Friday 18 September 2009

Endogenous growth theory

Endogenous growth theory

21/06/2003
Sue Doughty

Endogenous growth theory is what Gordon Brown has given us, a model in which knowledge and capital are used in fixed proportions.
He planned to have growth from within as opposed to exogenous growth from outside input. Input of technological advances ("knowledge" based growth in ideas) or of capital. But at the same time he has conspired to ensure the regulation of every aspect of our working lives to such an extent that innovation is shunned or outlawed. And he has made capital investment so unpopular as to dunk the stock market into a perpetually low tide. Fossilisation from within, not modernisation.
He meant well, poor lamb, so where did he go wrong? In the end Endogenous Growth Theory assumes "knowledge" to be homogeneous. As if it could have been nationalised.

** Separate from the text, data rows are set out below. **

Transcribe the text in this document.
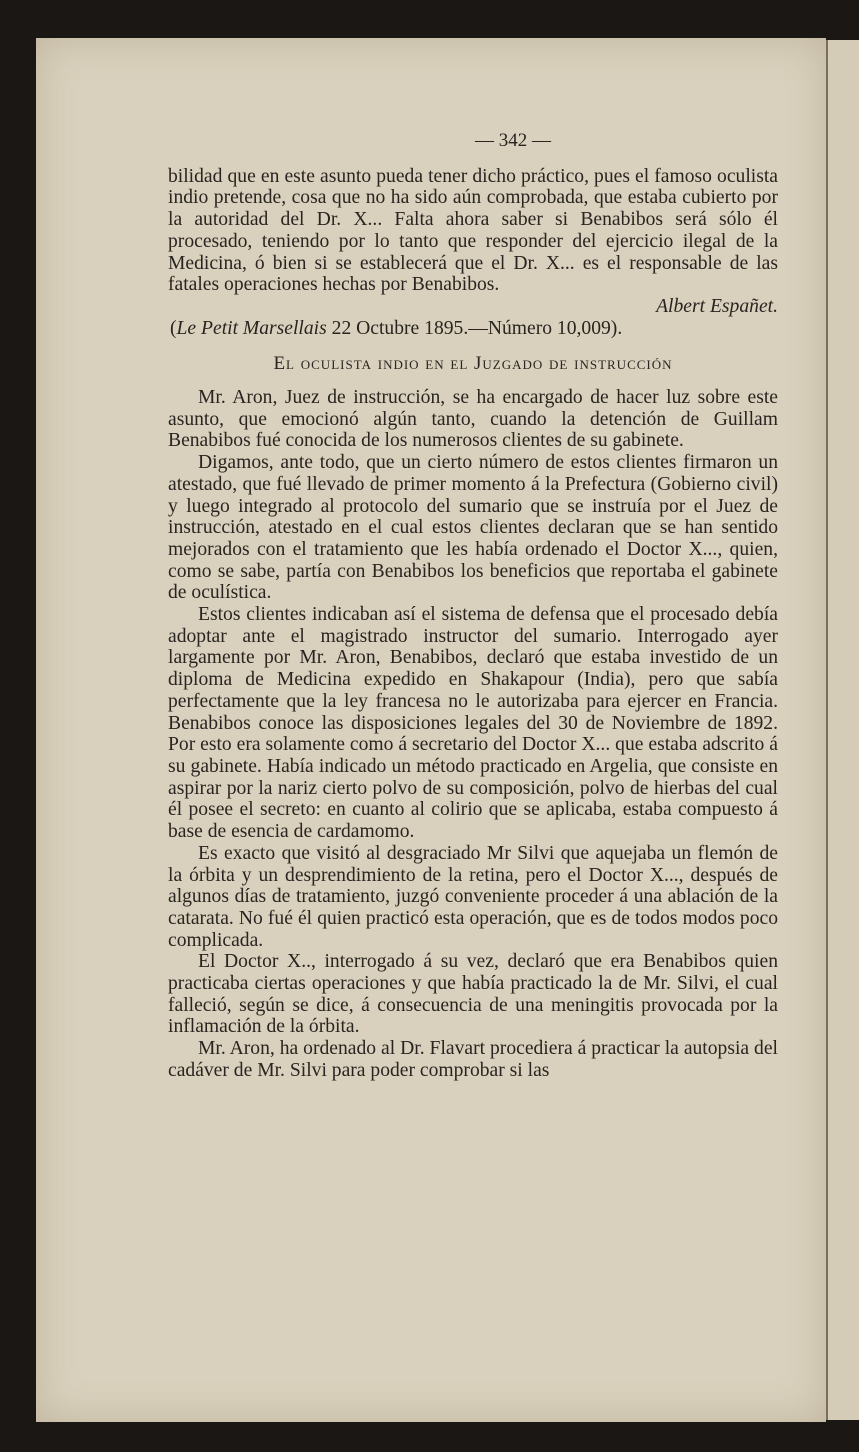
— 342 —

bilidad que en este asunto pueda tener dicho práctico, pues el famoso oculista indio pretende, cosa que no ha sido aún comprobada, que estaba cubierto por la autoridad del Dr. X... Falta ahora saber si Benabibos será sólo él procesado, teniendo por lo tanto que responder del ejercicio ilegal de la Medicina, ó bien si se establecerá que el Dr. X... es el responsable de las fatales operaciones hechas por Benabibos.

Albert Españet.

(Le Petit Marsellais 22 Octubre 1895.—Número 10,009).

El oculista indio en el Juzgado de instrucción

Mr. Aron, Juez de instrucción, se ha encargado de hacer luz sobre este asunto, que emocionó algún tanto, cuando la detención de Guillam Benabibos fué conocida de los numerosos clientes de su gabinete.

Digamos, ante todo, que un cierto número de estos clientes firmaron un atestado, que fué llevado de primer momento á la Prefectura (Gobierno civil) y luego integrado al protocolo del sumario que se instruía por el Juez de instrucción, atestado en el cual estos clientes declaran que se han sentido mejorados con el tratamiento que les había ordenado el Doctor X..., quien, como se sabe, partía con Benabibos los beneficios que reportaba el gabinete de oculística.

Estos clientes indicaban así el sistema de defensa que el procesado debía adoptar ante el magistrado instructor del sumario. Interrogado ayer largamente por Mr. Aron, Benabibos, declaró que estaba investido de un diploma de Medicina expedido en Shakapour (India), pero que sabía perfectamente que la ley francesa no le autorizaba para ejercer en Francia. Benabibos conoce las disposiciones legales del 30 de Noviembre de 1892. Por esto era solamente como á secretario del Doctor X... que estaba adscrito á su gabinete. Había indicado un método practicado en Argelia, que consiste en aspirar por la nariz cierto polvo de su composición, polvo de hierbas del cual él posee el secreto: en cuanto al colirio que se aplicaba, estaba compuesto á base de esencia de cardamomo.

Es exacto que visitó al desgraciado Mr Silvi que aquejaba un flemón de la órbita y un desprendimiento de la retina, pero el Doctor X..., después de algunos días de tratamiento, juzgó conveniente proceder á una ablación de la catarata. No fué él quien practicó esta operación, que es de todos modos poco complicada.

El Doctor X.., interrogado á su vez, declaró que era Benabibos quien practicaba ciertas operaciones y que había practicado la de Mr. Silvi, el cual falleció, según se dice, á consecuencia de una meningitis provocada por la inflamación de la órbita.

Mr. Aron, ha ordenado al Dr. Flavart procediera á practicar la autopsia del cadáver de Mr. Silvi para poder comprobar si las
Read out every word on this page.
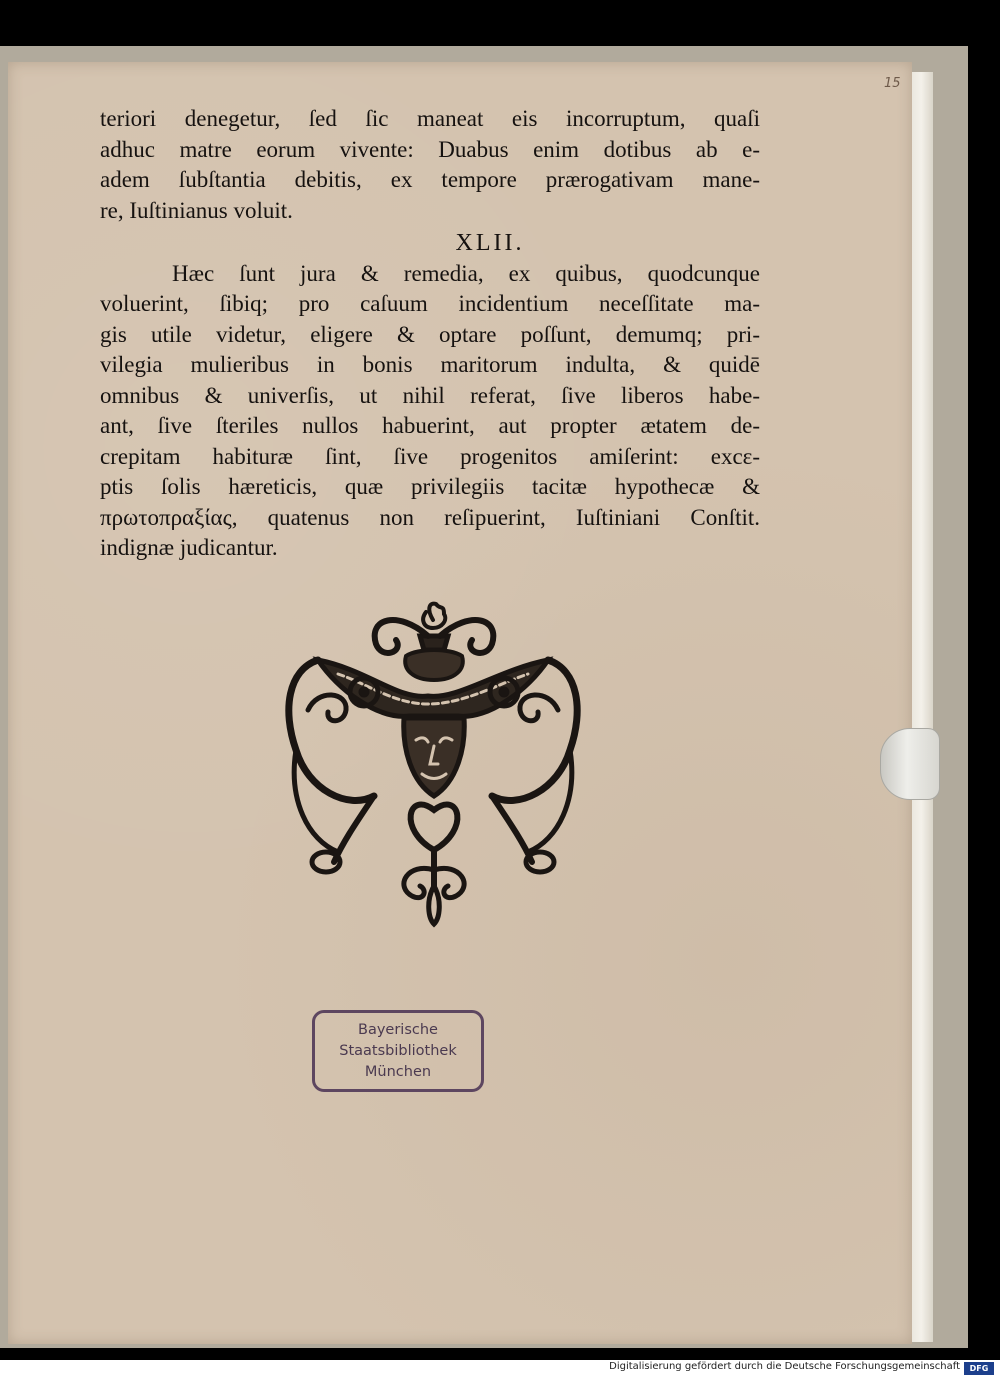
15
teriori denegetur, ſed ſic maneat eis incorruptum, quaſi
adhuc matre eorum vivente: Duabus enim dotibus ab e-
adem ſubſtantia debitis, ex tempore prærogativam mane-
re, Iuſtinianus voluit.
XLII.
Hæc ſunt jura & remedia, ex quibus, quodcunque
voluerint, ſibiq; pro caſuum incidentium neceſſitate ma-
gis utile videtur, eligere & optare poſſunt, demumq; pri-
vilegia mulieribus in bonis maritorum indulta, & quidē
omnibus & univerſis, ut nihil referat, ſive liberos habe-
ant, ſive ſteriles nullos habuerint, aut propter ætatem de-
crepitam habituræ ſint, ſive progenitos amiſerint: excε-
ptis ſolis hæreticis, quæ privilegiis tacitæ hypothecæ &
πρωτοπραξίας, quatenus non reſipuerint, Iuſtiniani Conſtit.
indignæ judicantur.
Bayerische
Staatsbibliothek
München
Digitalisierung gefördert durch die Deutsche Forschungsgemeinschaft	DFG
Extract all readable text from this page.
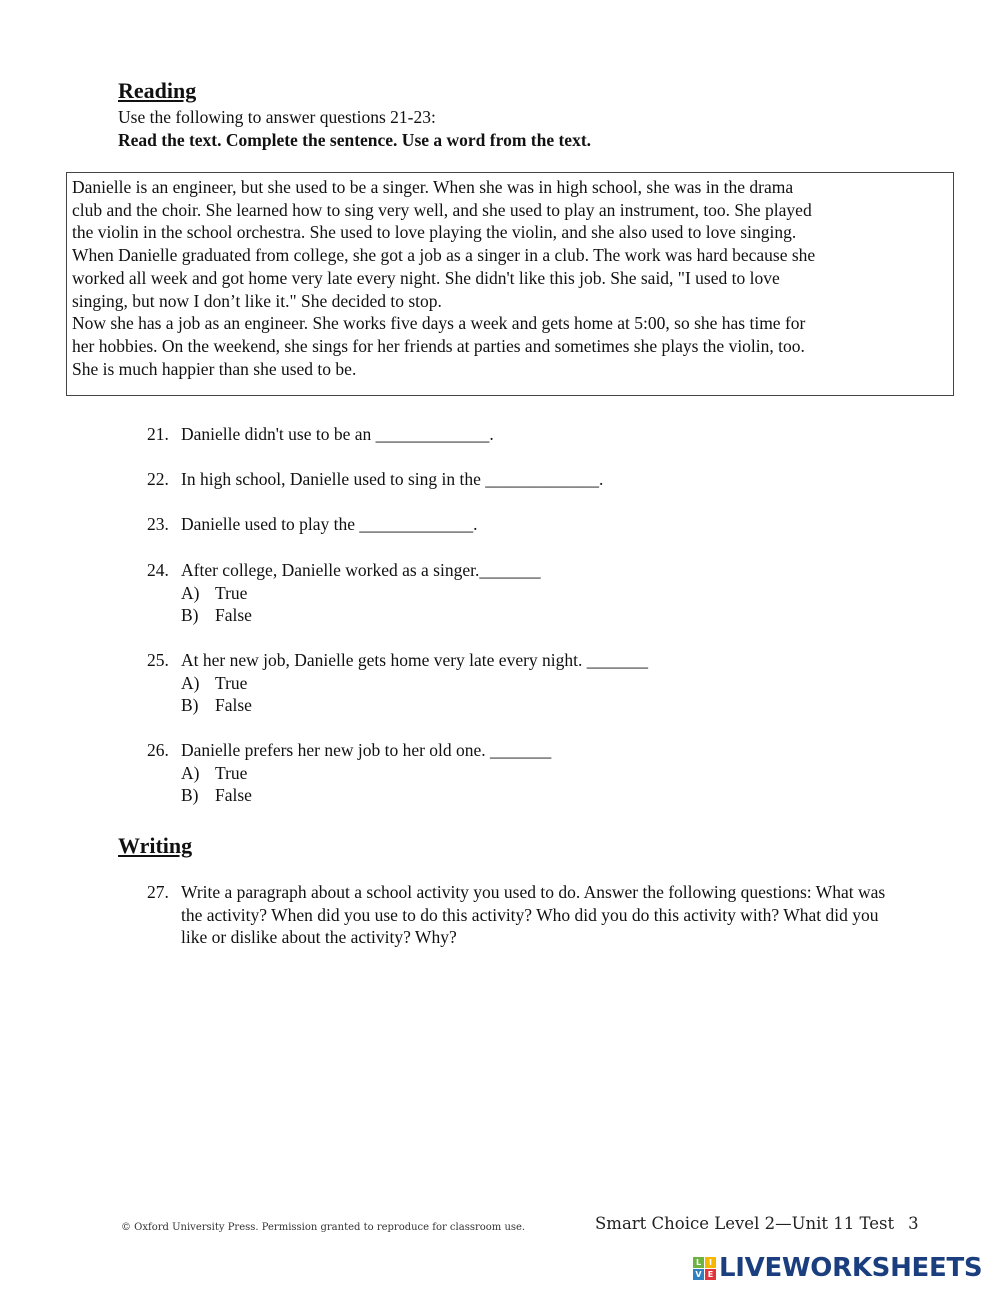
Reading
Use the following to answer questions 21-23:
Read the text. Complete the sentence. Use a word from the text.

Danielle is an engineer, but she used to be a singer. When she was in high school, she was in the drama

club and the choir. She learned how to sing very well, and she used to play an instrument, too. She played

the violin in the school orchestra. She used to love playing the violin, and she also used to love singing.

When Danielle graduated from college, she got a job as a singer in a club. The work was hard because she

worked all week and got home very late every night. She didn't like this job. She said, "I used to love

singing, but now I don’t like it." She decided to stop.

Now she has a job as an engineer. She works five days a week and gets home at 5:00, so she has time for

her hobbies. On the weekend, she sings for her friends at parties and sometimes she plays the violin, too.

She is much happier than she used to be.

21. Danielle didn't use to be an _____________.
22. In high school, Danielle used to sing in the _____________.
23. Danielle used to play the _____________.
24. After college, Danielle worked as a singer._______
A) True
B) False
25. At her new job, Danielle gets home very late every night. _______
A) True
B) False
26. Danielle prefers her new job to her old one. _______
A) True
B) False
Writing
27. Write a paragraph about a school activity you used to do. Answer the following questions: What was the activity? When did you use to do this activity? Who did you do this activity with? What did you like or dislike about the activity? Why?
© Oxford University Press. Permission granted to reproduce for classroom use.	Smart Choice Level 2—Unit 11 Test 3
L I
V E LIVEWORKSHEETS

But to do that you have to measure it, like SATs testing all of industry. This cannot be done. In the 1950s they devised equations into which to put that measurement and assumed someone who came after them would find a way of quantifying commercial knowledge. By the 1963 conference season nobody had done it and people dared to tell the bottom line truth, that there is no way to do it. They carried on looking for the number because they didn't want to abandon the theory. According to Ian Steadman, at the Growth Theory Conference, Pisa, 2001, "No amount of sophistated mathematical analysis can turn conceptual confusions into meaningful conclusions." http://growthconf.ec.unipi.it/papers/Steedman1.pdf
The hole in engonenous growth theory, that is to say, the reason why is never works, is that talk of increasing, or decreasing, or static, marginal productivity is empty hot air unless the "knowledge" variable has a cardinal identity. Since there is no way to measure "knowledge" in the business terms needed there can be no cardinality, there can be no quantifiable value to that part of the vital equation. This has been well known since 1962. How come Gordon missed those papers?
In short the endogenous growth theory Gordon Brown set his policies by is a busted flush.
So in using the phrase "endogenous growth theory" Gordon Brown openly declared at the outset that he would rely on growth from within, but 6 years on we ask, within that when most industry has transferred to more welcoming lower employment cost and regulation areas? We see he is spending more than he is drawing in, for the month of May the difference between what he received and what he paid out was a net outgoing of £6.4 bn, so the endogenous growth he has created is in government itself. Endogeous growth in government language means empire building, high taxes and big government. That is what he promised and that is what we got. He is a social planner economist, wiping competition out of an equation as if operating in a sealed box where a higher optimal growth rate might be achievable in theory. But we have to operate in the real world, real people looking to live on real pension investments later in life.
Mr Blair abolished the post of Lord Chancellor at the flick of an eyelid, now let him abolish the post of Chancellor of the Exchequer and replace him with someone who can thinks fruitfully instead of relying on vintage theories from his father's past.